Michael Crichton is a very prolific writer for being dead. I wonder how that happens, but I’ll save that for another post.
Dragon Teeth is his latest and was released last month. I enjoyed Jurassic Park a lot so I figured I would like this one too and I did but for different reasons.
It became clear early on that this book would be more technical and scientific. It had the feel of a history lesson with a dash of human interest. It was only after I finished reading it and could reflect on it that I realized what a great story it was.
It didn’t help either that I’ve never really been into dinosaurs. Sure big reptiles that used to roam the earth is neat I guess, but it’s not like I’m going to actually see one when I go to the store.

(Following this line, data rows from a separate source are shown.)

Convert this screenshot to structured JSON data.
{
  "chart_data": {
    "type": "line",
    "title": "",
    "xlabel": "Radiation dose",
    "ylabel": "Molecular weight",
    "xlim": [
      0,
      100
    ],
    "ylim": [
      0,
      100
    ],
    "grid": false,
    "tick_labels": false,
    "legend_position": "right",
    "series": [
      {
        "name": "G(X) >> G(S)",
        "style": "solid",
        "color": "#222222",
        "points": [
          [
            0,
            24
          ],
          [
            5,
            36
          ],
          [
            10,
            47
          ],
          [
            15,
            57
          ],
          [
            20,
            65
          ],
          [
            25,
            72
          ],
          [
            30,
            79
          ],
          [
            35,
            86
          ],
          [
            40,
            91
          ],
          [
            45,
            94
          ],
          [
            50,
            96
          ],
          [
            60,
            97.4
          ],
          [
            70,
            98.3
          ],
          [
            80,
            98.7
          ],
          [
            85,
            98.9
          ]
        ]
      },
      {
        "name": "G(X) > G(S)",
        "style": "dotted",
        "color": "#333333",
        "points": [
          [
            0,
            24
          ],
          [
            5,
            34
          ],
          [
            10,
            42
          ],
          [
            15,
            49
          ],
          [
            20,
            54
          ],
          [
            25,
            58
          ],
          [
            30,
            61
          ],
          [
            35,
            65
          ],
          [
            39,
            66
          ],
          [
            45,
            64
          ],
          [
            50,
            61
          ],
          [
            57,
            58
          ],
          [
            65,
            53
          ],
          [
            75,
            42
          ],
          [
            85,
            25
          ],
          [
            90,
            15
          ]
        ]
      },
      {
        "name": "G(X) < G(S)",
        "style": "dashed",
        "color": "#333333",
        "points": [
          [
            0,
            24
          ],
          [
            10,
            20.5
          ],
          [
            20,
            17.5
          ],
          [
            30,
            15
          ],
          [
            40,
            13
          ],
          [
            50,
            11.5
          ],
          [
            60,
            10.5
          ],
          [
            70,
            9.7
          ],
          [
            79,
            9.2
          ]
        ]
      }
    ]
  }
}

But this book had other, ‘bigger’ implications.
Take for instance that paleontologists were still discovering and naming dinosaurs in the late 1800s. Think about that for a minute. Less than 200 hundred years ago people were still tying to figure out what a Brontosaurus was.
But then again they were still trying to settle the west and fighting Native Americans…
Something about that just blew my mind. It seems we’ve been at this whole ‘great nation’ thing forever, but it’s been such a short amount of time relatively speaking. So is it any wonder that there are still arguments over the same things?
I can imagine how hard it was for people to fit giant dinosaur bones into their theories of Creation or Evolution. Because if they had been around when people were building fires someone would have said something I would think.
But, hey, I’m new to this dinosaur stuff.
All in all it was a good read. Informative, but not too heavy. And it gave me a greater appreciation of how dinosaurs were discovered.